I pored through my stacks looking for any stray bit of manga or graphic novel that might have escaped my notice for the 2025 Winter Reading Challenge‘s Graphic Novel or Comic category, but I could not find anything. So given that I had a little time between dinner and the beginning of a Springfield Lutheran School basketball game, I stopped in at Hooked on Books for the second time in a month (the first was for some fruitless Christmas shopping where I bought a book for myself anyway) and looked over their supply. I grabbed this volume because I remember Hawkeye from the West Coast Avengers series from the 1980s.
Ha! The joke is on me. This book is about the female Hawkeye. It’s from 2019. Who is the female Hawkeye? Bloody heck, I don’t know; I have barely read any fresh Marvel for thirty years. Apparently, she knows the Clint Barton Hawkeye, who is something of a mentor to her (and who appears on the last page as a cliffhanger), and a running joke is that she is the other Hawkeye, the girl Hawkeye. Apparently, she was a member of the Young Avengers before she got her own book, wherein she has moved to Los Angeles and has set up a shingle as a private investigator (she’s working on getting a license when she gets the capital).

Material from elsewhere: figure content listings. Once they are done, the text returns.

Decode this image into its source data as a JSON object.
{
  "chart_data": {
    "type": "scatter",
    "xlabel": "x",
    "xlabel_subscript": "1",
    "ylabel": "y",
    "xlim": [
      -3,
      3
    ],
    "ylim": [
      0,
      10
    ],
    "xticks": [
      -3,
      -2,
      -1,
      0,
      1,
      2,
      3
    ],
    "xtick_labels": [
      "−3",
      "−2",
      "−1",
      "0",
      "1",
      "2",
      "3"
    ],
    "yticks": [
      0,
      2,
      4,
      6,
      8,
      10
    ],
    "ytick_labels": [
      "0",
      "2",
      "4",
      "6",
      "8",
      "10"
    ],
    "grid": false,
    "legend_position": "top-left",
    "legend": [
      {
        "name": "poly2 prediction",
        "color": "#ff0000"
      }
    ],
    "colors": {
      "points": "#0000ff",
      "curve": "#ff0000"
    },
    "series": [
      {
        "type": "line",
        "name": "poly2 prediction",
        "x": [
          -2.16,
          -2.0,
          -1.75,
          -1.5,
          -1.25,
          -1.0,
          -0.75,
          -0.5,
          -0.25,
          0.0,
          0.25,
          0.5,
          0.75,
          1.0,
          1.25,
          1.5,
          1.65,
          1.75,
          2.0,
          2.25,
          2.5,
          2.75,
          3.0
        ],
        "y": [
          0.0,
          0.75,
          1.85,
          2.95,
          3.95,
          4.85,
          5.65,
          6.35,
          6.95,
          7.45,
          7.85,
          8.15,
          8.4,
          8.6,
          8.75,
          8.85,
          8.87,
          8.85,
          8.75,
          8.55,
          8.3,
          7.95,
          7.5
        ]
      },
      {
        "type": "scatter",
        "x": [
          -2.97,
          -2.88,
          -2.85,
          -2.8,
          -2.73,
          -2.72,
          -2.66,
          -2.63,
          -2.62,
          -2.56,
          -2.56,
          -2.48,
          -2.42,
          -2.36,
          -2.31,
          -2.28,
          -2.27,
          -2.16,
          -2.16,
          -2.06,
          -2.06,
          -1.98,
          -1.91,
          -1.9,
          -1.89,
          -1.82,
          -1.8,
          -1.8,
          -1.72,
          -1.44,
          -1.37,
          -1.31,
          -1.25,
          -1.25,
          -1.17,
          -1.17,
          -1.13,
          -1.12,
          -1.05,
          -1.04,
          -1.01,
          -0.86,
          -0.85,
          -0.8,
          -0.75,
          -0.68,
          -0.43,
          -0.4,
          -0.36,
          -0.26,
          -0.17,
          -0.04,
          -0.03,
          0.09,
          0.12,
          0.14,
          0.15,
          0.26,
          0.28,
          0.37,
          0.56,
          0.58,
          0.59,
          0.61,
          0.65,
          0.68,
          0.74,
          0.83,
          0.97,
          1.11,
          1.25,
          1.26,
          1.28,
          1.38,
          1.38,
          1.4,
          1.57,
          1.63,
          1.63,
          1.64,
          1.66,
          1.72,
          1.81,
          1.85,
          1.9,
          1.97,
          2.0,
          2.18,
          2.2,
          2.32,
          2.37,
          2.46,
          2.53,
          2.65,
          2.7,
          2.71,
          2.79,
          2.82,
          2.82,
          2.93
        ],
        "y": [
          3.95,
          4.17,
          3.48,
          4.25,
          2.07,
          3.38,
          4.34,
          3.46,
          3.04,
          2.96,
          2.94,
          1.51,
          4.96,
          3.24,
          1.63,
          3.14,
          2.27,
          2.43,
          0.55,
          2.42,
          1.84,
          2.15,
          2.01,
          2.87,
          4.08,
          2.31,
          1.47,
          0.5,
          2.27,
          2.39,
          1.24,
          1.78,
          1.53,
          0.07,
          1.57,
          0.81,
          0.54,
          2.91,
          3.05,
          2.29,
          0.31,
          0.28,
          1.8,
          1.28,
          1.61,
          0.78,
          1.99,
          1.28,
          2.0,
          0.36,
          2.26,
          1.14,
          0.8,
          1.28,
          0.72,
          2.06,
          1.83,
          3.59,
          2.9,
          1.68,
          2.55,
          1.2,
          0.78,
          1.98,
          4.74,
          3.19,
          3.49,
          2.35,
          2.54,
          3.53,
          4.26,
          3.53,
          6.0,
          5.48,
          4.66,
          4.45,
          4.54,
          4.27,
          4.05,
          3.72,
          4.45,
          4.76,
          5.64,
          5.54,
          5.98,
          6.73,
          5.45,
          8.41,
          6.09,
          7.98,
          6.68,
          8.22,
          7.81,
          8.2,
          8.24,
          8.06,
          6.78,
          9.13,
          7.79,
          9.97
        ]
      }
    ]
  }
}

The book collects the first twelve issues of the series which includes three story arcs which have some interrelation. Apparently, her mother is missing (or dead); her father is missing (or dead); and a group of white Nationalist types are doing bad things (at the behest of a supervillainess who is apparently cloning people for some reason which might be known to people who were fans of this Hawkeye before this series). The style of the art changes a bit between arcs, so I wonder if the artists got shuffled (and maybe why).
So if you’re looking for a comic like the old Ms. Tree comics but with a protagonist who is also an expert archer featuring a modernly diverse set of sidekicks and a bit of a girly focus (a lot of How do I look? kinds of panels and whatnot), I guess this is a book for you. I mean, it’s not bad, and it’s a little more story rich than some 21st century comics that I’ve read, where the art is the point and the words/plot are just there to support the drawings. But I’m not sure why it’s necessary to call the character Hawkeye.
Oh, and if you’re wondering, no, a female Wolverine does not appear in the books. Two do.